The Good: Yellow Jackets
As always, the DID Clean & Safe Team workers were out in force today clearing snow. The Yellow Jackets are probably out of practice this year, but they got right back into the swing of things laying salt and clearing snow and slush out of the crosswalks.
The Bad: I didn’t know this was a parking lot
When plans for PPAC Square were unveiled I was under the impression that PPAC’s driveway would double as sidewalk space when there wasn’t any event happening at PPAC. Apparently I was wrong as the driveway was full of parked cars this afternoon. I don’t know who these cars belong to, but those are some sweet parking spaces they got.
The Ugly: National Grid doing their National Grid thing
No sooner has the paint dried on the double yellow lines than National Grid is out ripping up the pavement on Weybosset Street. This is not actually PPAC Square, it is down in front of Johnson & Wales, but close enough.

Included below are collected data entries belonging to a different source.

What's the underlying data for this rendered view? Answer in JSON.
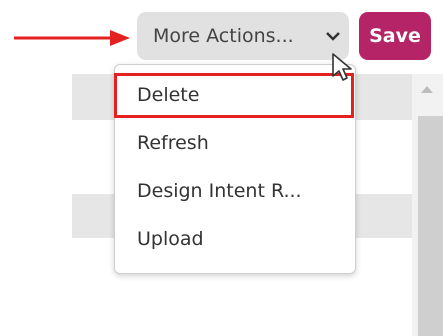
{
  "toolbar": {
    "more_actions_label": "More Actions...",
    "save_label": "Save"
  },
  "menu": {
    "items": [
      {
        "label": "Delete",
        "highlighted": true
      },
      {
        "label": "Refresh"
      },
      {
        "label": "Design Intent R..."
      },
      {
        "label": "Upload"
      }
    ]
  },
  "icons": {
    "annotation_arrow": "right-arrow-icon",
    "dropdown": "chevron-down-icon",
    "pointer": "mouse-cursor-icon",
    "scroll_up": "chevron-up-icon"
  },
  "colors": {
    "save_button": "#b52466",
    "annotation": "#e52020",
    "more_actions_button": "#e1e1e1"
  }
}
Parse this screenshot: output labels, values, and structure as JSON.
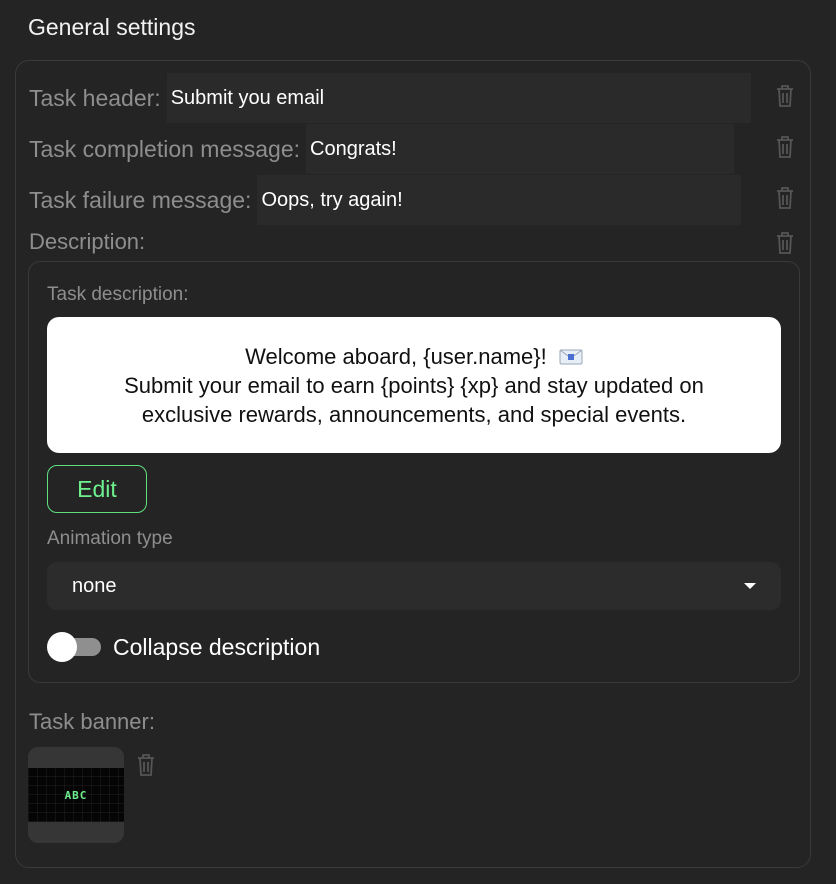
{
  "page": {
    "title": "General settings"
  },
  "fields": {
    "header_label": "Task header:",
    "header_value": "Submit you email",
    "completion_label": "Task completion message:",
    "completion_value": "Congrats!",
    "failure_label": "Task failure message:",
    "failure_value": "Oops, try again!",
    "description_label": "Description:"
  },
  "description": {
    "label": "Task description:",
    "line1": "Welcome aboard, {user.name}!",
    "line1_icon": "envelope-icon",
    "line2": "Submit your email to earn {points} {xp} and stay updated on",
    "line3": "exclusive rewards, announcements, and special events.",
    "edit_label": "Edit",
    "animation_label": "Animation type",
    "animation_value": "none",
    "collapse_label": "Collapse description",
    "collapse_enabled": false
  },
  "banner": {
    "label": "Task banner:",
    "image_text": "ABC"
  },
  "icons": {
    "delete": "trash-icon",
    "dropdown": "caret-down-icon"
  },
  "colors": {
    "background": "#242424",
    "accent": "#6ff08f",
    "muted": "#8e8e8e"
  }
}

Let’s just assume that contrary to every other street National Grid has ever torn up, they will properly patch this street. I can assume that, right? RIGHT?
National Grid has a BIG problem with their natural gas service. The system was laid in the very early part of the 20th century and it’s rotting away.
And it’s ALL underground.
And that PPAC parking thing, is it posted No Parking? If so why the hell aren’t the parking enforcement folks doing their job?
I was in favor of installing retractable bollards for the PPAC “driveway”.. That way, cars could only access the space during performances. It’s disheartening, but not surprising, to see it used as a parking area.
National Grid having problems with their natural gas service isn’t an excuse for them doing a really terrible job at patching up the street. They patch it, the patch sinks, then there’s a hole that remains for years and years. Ever driven down Harris Ave from Broadway to Atwells? It’s full of the square holes National Grid makes to access their stuff… and it’s worse than driving through Northern New Hampshire in the winter (frost heaves are annoying, but this is worse).
I don’t get it with National Grid. On some previously smooth streets they’ve created whole new potholes — as if we needed help creating those. Surely the laws that prevent the kind of shoddy patch-up jobs they and other utilities do? Is it that they aren’t actually required to do any better, or that there isn’t enforcement?